Валя бежала к кладбищу. Опять.
Под голыми узкими стопами, лишенными пальцев, галька брызгала в стороны и сминалась, как самая обычная, размокшая под ливнем, грязь. Валя минуту назад впервые увидела своими глазами, как пальцы втягиваются, а получившиеся из ступней культи, напоминающие лодочки, становятся тверже камня.
С первыми лучами солнца бой будет автоматически проигран. Если только свет настигнет ее до того, как она пересечет кладбищенскую ограду.
Время всюду работало против Вали.
И даже Юрий, которого она оставила лежать в своем доме, становился все холоднее.
“На градус в час”, отстраненно произнес в Валиной голове чей-то голос. Скорее всего ее собственный. Мог говорить любой мертвец — ведь она не стала извлекать заглушающий артефакт-каплю из водостока. Но голоса покойников почему-то притихли.
После того, как она приложилась головой, стояла звенящая тишина. А еще ушли все запахи.
И никто не мешал ей предаваться ярким воспоминаниям. Перед тем как мир погас, рука, сжимающая знакомый кривой кинжал, с рукоятью увенчанной теперь ярко-зеленым камнем, полоснула перед самым ее лицом. Валя видела, как Юрий боролся. Но то, что вошло в его разум — было многократно сильнее. Он сумел разбить чашу ванны. Сумел насадить себя на словно выпавший из воздуха в его собственную руку нож, что предназначался ей, Вале… Какая ирония. Уже второй раз.
Прабабушка Гелла сказала бы сейчас, что это была его судьба. Что цикл был не завершен. И кривое лезвие ждало Юрия, так или иначе. Не на кладбище накануне — так сегодня в ванной.
Что Юрий бежал навстречу смерти со всех своих волчьих лап. Почти как Ольга.
Рассвет следовал за Валей. Бледные лучи вялого осеннего солнца, ледяного как свет лампы в секционной, облизывали землю сразу за Валиными каменными пятками-культами.
И даже Стражи, обернувшиеся псами, не могли за ней угнаться — постоянно отставали на полпрыжка. Дыхание Вали не сбивалось. Не смотря на недоступную людям скорость.
Ведьма знала, что это видение ей послали нарочно.

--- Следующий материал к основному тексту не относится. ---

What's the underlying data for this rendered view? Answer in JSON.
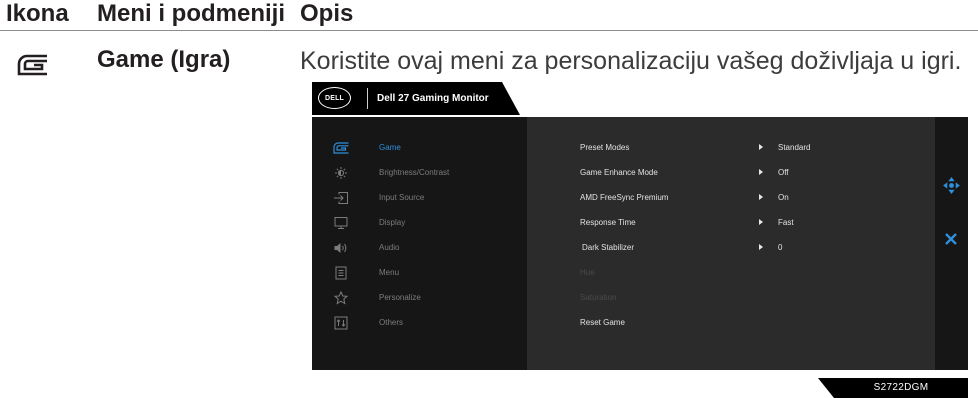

Колея, уходящая за ворота кладбища. Колея в раскисшей от ливней черной земле. Колея, оставленная телом ее брата.
Андрей. Изломанный и бледный. С сочащимися алым осадненными щеками. С нереалистично выпирающими из разрывов в одежде остовами костей… Его волокли многосуставчатые длинные лапы-щупальца и короткие цепкие лапы-обрубки спрутов. Их склизкие тела перетекали, почти не подминая мягкую почву…
“У тебя час” — произнес тот, кто проник в Валино сознание, прежде чем картинка померкла.
Конечно, она побежала. Старательно создавая правильные мысли. Ожидаемые врагом мысли: как же можно не бежать? Ее братик, ее малыш. Она его растила. Кровь от крови ее…
Валя резко затормозила в паре метров до ворот кладбища, позволяя спутникам себя догнать.
С того дня, когда Валя с Ольгой и Андреем срезали путь от электрички до дома через сельское кладбище, не прошло и двух недель. Но Вале казалось, что миновала вечность.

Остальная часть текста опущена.